Kate Beckinsale recently appeared in Mean magazine and gave the scientifically-awesomest interview a jaw-droppingly attractive celebrity can give. Within, she describes wanting to drop babies out of high-rise windows... and ultimately admits she'd rather taste vagina than sushi. The reasoning: "...because at least vagina is warm." Without fail, this popped up on every blog on the internet within four minutes of publication, and garnered the predictable response ranging from the Lord Byron-esque "Duuuude... do you know what? I'd like to watch her eat pussy!"... to the awkwardly feminine "How can she dislike sushi if she hasn't tasted it?"

Hence, I will not go on a huge, tasteless rant about how rigidly erect this article makes me. Nor will I address the blatantly obvious point about the people from the Anti-Asian Cuisine Defamation League. Instead, I will just say this:
Kate Beckinsale is flawless.
Seriously. The only way she could've topped this one for me was if she happened to say she'd rather eat Natalie Portman's vagina. While I watch.... Star Wars movies whilst they lez out in the next room. Hey! Keep it down in there! Its the Snow Battle scene! Jesus... hot, ridiculous lesbian sex* is alot louder than you'd think.

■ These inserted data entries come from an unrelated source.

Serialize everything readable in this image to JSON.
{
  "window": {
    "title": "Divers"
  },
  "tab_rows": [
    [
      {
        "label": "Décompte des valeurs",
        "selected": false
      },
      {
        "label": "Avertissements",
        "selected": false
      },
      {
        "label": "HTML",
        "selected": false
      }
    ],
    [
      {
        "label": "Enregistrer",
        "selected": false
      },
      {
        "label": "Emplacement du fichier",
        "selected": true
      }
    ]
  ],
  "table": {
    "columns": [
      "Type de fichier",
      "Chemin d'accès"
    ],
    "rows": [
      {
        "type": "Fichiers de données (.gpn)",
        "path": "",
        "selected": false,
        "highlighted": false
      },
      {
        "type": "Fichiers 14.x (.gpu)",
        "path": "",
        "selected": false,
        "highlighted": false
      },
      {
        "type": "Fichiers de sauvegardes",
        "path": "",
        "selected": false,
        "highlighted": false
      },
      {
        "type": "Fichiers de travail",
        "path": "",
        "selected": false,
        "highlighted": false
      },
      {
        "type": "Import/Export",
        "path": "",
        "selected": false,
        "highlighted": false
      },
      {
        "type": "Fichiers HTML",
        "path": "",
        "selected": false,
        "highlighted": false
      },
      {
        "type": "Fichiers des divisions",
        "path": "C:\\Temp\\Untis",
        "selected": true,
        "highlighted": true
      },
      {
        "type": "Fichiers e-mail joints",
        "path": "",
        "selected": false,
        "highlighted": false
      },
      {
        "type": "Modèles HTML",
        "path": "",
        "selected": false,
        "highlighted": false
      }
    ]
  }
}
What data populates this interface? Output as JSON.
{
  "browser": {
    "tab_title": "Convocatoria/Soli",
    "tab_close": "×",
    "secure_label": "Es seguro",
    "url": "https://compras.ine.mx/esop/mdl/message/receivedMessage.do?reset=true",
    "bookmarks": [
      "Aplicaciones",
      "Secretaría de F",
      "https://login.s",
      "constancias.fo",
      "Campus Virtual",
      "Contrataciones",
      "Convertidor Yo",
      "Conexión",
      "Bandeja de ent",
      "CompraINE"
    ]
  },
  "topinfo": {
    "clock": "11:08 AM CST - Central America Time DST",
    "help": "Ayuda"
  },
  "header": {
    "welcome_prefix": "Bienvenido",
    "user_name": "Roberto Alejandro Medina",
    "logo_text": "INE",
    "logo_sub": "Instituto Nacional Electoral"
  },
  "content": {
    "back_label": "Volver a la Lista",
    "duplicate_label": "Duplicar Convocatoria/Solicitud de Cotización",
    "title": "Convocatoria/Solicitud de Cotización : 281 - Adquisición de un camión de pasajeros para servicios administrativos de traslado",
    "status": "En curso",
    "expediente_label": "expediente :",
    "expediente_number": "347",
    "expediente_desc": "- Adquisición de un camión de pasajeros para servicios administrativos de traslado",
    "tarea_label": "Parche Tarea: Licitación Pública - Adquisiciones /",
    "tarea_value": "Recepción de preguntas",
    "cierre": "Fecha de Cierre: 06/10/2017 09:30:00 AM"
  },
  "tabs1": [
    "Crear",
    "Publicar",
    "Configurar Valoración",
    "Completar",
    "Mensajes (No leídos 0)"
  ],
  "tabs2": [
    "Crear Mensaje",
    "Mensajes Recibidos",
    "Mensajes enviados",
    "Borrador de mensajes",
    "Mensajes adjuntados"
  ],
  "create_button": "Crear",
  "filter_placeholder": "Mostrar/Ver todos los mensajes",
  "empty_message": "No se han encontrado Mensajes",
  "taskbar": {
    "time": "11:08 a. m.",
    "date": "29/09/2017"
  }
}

Ok, I kinda drifted off on this one. But, seriously, Kate Beckinsale just mildly alluded to licking snatch... albeit in joke form. BUT SHE STILL SAID IT, GOD DAMN YOUR EYES! Don't you dare take this away from me.

* - Ridiculous Lesbian Sex = Picture two perfect women making out. Now, in your mind's eye, turn them into clowns. NOW, never be able to attain an erection for the rest of your days. Your welcome.